5.3 Any modification or cancellation request must be approved in writing by the Seller and may be subject to handling or restocking fees.

6. PRICES

6.1 Prices are those in force on the date of the order confirmation. Prices are exclusive of VAT and are quoted Ex Works (EXW Lyon, Incoterms® 2020) unless otherwise agreed.

6.2 The Seller reserves the right to change prices at any time. Updated prices apply to new Orders only.

7. PAYMENT TERMS

7.1 Unless otherwise agreed, invoices are payable within 30 days end of month by bank transfer (SEPA or SWIFT).

7.2 Payment terms shall not exceed 60 days net from invoice date.

7.3 In case of late payment, without prior notice:

  • interest will apply at a rate equal to three times the legal interest rate​
  • a fixed compensation of €40 for recovery costs will be charged

7.4 The Seller reserves the right to suspend or cancel ongoing Orders in case of late payment.

8. DELIVERY – TRANSFER OF RISK

8.1 Delivery times are indicative only. Delays shall not justify cancellation or penalties.

8.2 Risk transfers to the Customer upon handover to the carrier (EXW or agreed Incoterm).

8.3 The Customer must notify the carrier and the Seller of any damage or shortage within 48 hours of delivery, with clear written reservations.

9. RETENTION OF TITLE

Ownership of the Products remains with the Seller until full payment of the price, including ancillary costs. Until full payment, the Customer undertakes to store and identify the Products separately and not to pledge or use them as collateral.

10. WARRANTY

10.1 Products benefit from a 12-month manufacturer warranty from invoice date.

10.2 The warranty excludes normal wear and tear, misuse, negligence, or modification.

10.3 Returns require prior RMA approval and must be shipped carriage paid by the Customer.

11. LIABILITY

The Seller’s total liability is limited to the amount (excluding VAT) of the disputed Order. The Seller shall not be liable for any indirect or consequential damages, including loss of profit, business interruption, or financial loss.

12. INTELLECTUAL PROPERTY

All intellectual property rights related to the Products, documentation, catalogues, and images remain the exclusive property of the Seller or its licensors.

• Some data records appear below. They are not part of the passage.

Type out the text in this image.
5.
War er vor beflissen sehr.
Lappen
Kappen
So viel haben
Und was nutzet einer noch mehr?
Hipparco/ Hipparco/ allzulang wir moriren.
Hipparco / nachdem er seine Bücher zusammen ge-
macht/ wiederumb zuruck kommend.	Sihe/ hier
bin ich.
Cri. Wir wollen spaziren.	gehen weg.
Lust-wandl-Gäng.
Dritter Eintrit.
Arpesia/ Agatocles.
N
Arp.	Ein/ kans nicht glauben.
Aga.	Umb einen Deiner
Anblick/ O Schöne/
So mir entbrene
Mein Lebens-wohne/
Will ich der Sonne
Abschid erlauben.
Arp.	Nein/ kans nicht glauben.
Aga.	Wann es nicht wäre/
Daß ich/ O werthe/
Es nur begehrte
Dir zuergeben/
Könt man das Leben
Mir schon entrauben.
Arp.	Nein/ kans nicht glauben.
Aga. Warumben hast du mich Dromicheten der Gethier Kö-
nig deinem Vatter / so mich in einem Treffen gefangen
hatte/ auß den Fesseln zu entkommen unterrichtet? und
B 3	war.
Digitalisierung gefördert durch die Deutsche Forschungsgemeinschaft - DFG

No licence or transfer of rights is granted to the Customer.

13. DATA PROTECTION

Personal data is processed in accordance with GDPR (EU) 2016/679. The Customer has the right to access, rectify, and object by contacting: contact@idensia.com.

14. FORCE MAJEURE

Neither party shall be liable for failure to perform due to force majeure events, including but not limited to strikes, natural disasters, war, or supply shortages.

15. CONFIDENTIALITY

Both parties agree to keep confidential all commercial and technical information for a period of five (5) years after termination of the Contract.

16. ASSIGNMENT – SUBCONTRACTING

The Seller may assign or subcontract all or part of its obligations. The Customer may not assign the Contract without prior written consent.

17. SEVERABILITY

If any provision is held invalid, the remaining provisions shall remain in full force. The parties shall replace the invalid clause with a valid equivalent.

18. AMENDMENTS

The Seller may update these GTC at any time. The applicable version is the one in force on the date of the Order confirmation.

19. GOVERNING LAW – JURISDICTION

19.1 The Contract shall be governed by French law, excluding the Vienna Convention on the International Sale of Goods (CISG).

19.2 Any dispute shall fall under the exclusive jurisdiction of the Commercial Court of Lyon, even in case of multiple defendants or third-party claims.

These GTC are drafted in French. Any translation is provided for convenience only; in case of discrepancy, the French version shall prevail.